WHIPで3位につけ、防御率でも高水準 岩隈久志の本当の凄さとは

対戦打者の反応を見極める冷静さ

 今や、球界を代表する右腕フェリックス・ヘルナンデスと「マリナーズの2枚看板」と言われる存在だ。今季開幕前に、岩隈久志がこれだけ活躍することを予想できた人は、果たしていただろうか。

 シーズン序盤から、メジャーで評価基準の1つとされる防御率、WHIP(1イニングでの安打+四死球)でトップを争い続けてきた。落差のあるスプリットの素晴らしさは、渡米前から誰もが知るところだったが、それに加えて投球の「巧さ」はアメリカでもトップクラスと言える。

 つまり、相手に「バッティングをさせない」技術が高いのだ。試合前に入念なミーティングをするのはもちろんだが、いざプレーボールの声がかかると、岩隈曰く「バッターの打ってくる感じで」捕手と投げるボールを決めていくのだという。

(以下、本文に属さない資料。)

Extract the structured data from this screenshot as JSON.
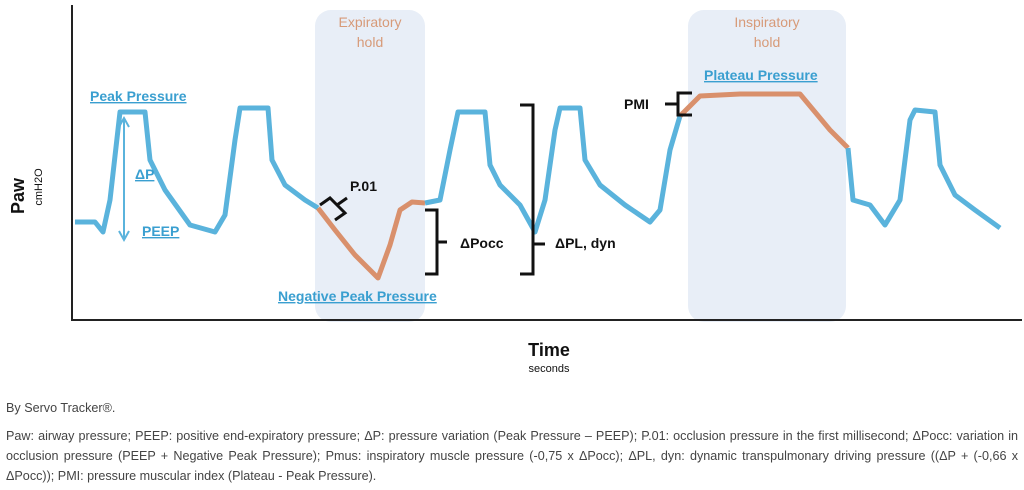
{
  "regions": [
    {
      "lines": [
        "Expiratory",
        "hold"
      ]
    },
    {
      "lines": [
        "Inspiratory",
        "hold"
      ]
    }
  ],
  "labels": {
    "peak_pressure": "Peak Pressure",
    "delta_p": "ΔP",
    "peep": "PEEP",
    "p01": "P.01",
    "delta_pocc": "ΔPocc",
    "delta_pl_dyn": "ΔPL, dyn",
    "pmi": "PMI",
    "plateau_pressure": "Plateau Pressure",
    "negative_peak_pressure": "Negative Peak Pressure"
  },
  "axes": {
    "y_title": "Paw",
    "y_unit": "cmH2O",
    "x_title": "Time",
    "x_unit": "seconds"
  },
  "caption": {
    "source": "By Servo Tracker®.",
    "text": "Paw: airway pressure; PEEP: positive end-expiratory pressure; ΔP: pressure variation (Peak Pressure – PEEP); P.01: occlusion pressure in the first millisecond; ΔPocc: variation in occlusion pressure (PEEP + Negative Peak Pressure); Pmus: inspiratory muscle pressure (-0,75 x ΔPocc); ΔPL, dyn: dynamic transpulmonary driving pressure ((ΔP + (-0,66 x ΔPocc)); PMI: pressure muscular index (Plateau - Peak Pressure)."
  }
}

 例えば、5月31日のツインズ戦でこんなシーンがあった。スコアレスで迎えた3回。2死一、三塁のピンチで、ドージアに対して3ボールとしてから、91マイル(146キロ)、92マイル(148キロ)、94マイル(151キロ)とフォーシームを3球続け、二ゴロに打ち取った。表面的には力で抑え込んだようにも見えるが、少し違う。岩隈には、打者の反応がしっかりと見えていたのだ。

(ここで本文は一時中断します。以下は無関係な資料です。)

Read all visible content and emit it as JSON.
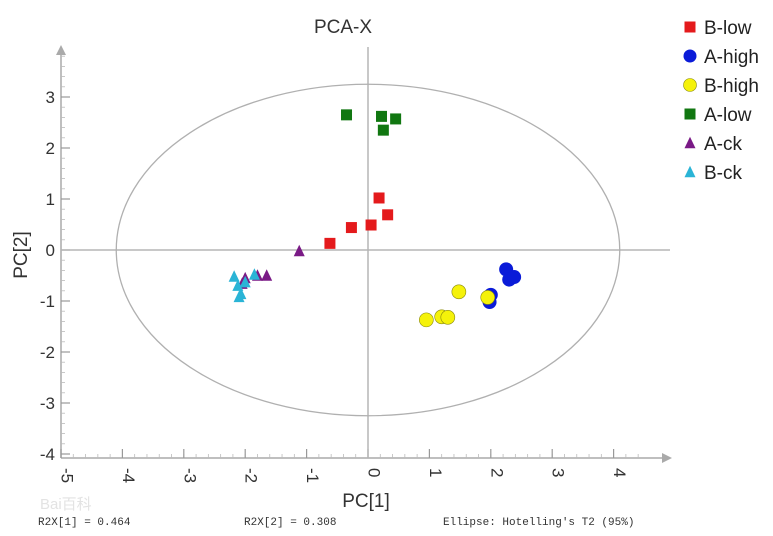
{
  "chart_data": {
    "type": "scatter",
    "title": "PCA-X",
    "xlabel": "PC[1]",
    "ylabel": "PC[2]",
    "xlim": [
      -5,
      5
    ],
    "ylim": [
      -4,
      4
    ],
    "xticks": [
      -5,
      -4,
      -3,
      -2,
      -1,
      0,
      1,
      2,
      3,
      4
    ],
    "yticks": [
      -4,
      -3,
      -2,
      -1,
      0,
      1,
      2,
      3
    ],
    "legend_position": "right",
    "ellipse": {
      "cx": 0,
      "cy": 0,
      "rx": 4.1,
      "ry": 3.25
    },
    "series": [
      {
        "name": "B-low",
        "marker": "square",
        "color": "#e41a1c",
        "points": [
          [
            -0.62,
            0.13
          ],
          [
            -0.27,
            0.44
          ],
          [
            0.05,
            0.49
          ],
          [
            0.18,
            1.02
          ],
          [
            0.32,
            0.69
          ]
        ]
      },
      {
        "name": "A-high",
        "marker": "circle",
        "color": "#0a1bd8",
        "points": [
          [
            1.98,
            -1.02
          ],
          [
            2.0,
            -0.88
          ],
          [
            2.25,
            -0.38
          ],
          [
            2.3,
            -0.58
          ],
          [
            2.38,
            -0.53
          ]
        ]
      },
      {
        "name": "B-high",
        "marker": "circle",
        "color": "#f5f20a",
        "points": [
          [
            0.95,
            -1.37
          ],
          [
            1.2,
            -1.31
          ],
          [
            1.3,
            -1.32
          ],
          [
            1.48,
            -0.82
          ],
          [
            1.95,
            -0.93
          ]
        ]
      },
      {
        "name": "A-low",
        "marker": "square",
        "color": "#117711",
        "points": [
          [
            -0.35,
            2.65
          ],
          [
            0.22,
            2.62
          ],
          [
            0.25,
            2.35
          ],
          [
            0.45,
            2.57
          ]
        ]
      },
      {
        "name": "A-ck",
        "marker": "triangle",
        "color": "#7a1a86",
        "points": [
          [
            -1.12,
            -0.02
          ],
          [
            -1.65,
            -0.5
          ],
          [
            -1.8,
            -0.5
          ],
          [
            -2.0,
            -0.55
          ],
          [
            -2.05,
            -0.66
          ]
        ]
      },
      {
        "name": "B-ck",
        "marker": "triangle",
        "color": "#2ab4d6",
        "points": [
          [
            -2.18,
            -0.52
          ],
          [
            -2.12,
            -0.7
          ],
          [
            -2.07,
            -0.86
          ],
          [
            -2.1,
            -0.92
          ],
          [
            -2.0,
            -0.63
          ],
          [
            -1.85,
            -0.48
          ]
        ]
      }
    ]
  },
  "footer": {
    "r2x1": "R2X[1] = 0.464",
    "r2x2": "R2X[2] = 0.308",
    "ellipse_note": "Ellipse: Hotelling's T2 (95%)"
  },
  "watermark": {
    "text": "Bai百科"
  }
}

「2球目の空振りを見たときに、これはもう1球フォーシームを低めに投げればいいかなと思って。しっかり腕を振って投げられたので、うまく抑えられた」

 この日、最も相手の狙いから外れ、タイミングが合っていなかったのがフォーシームだった。それをしっかり選べるところに、この男の強みがある。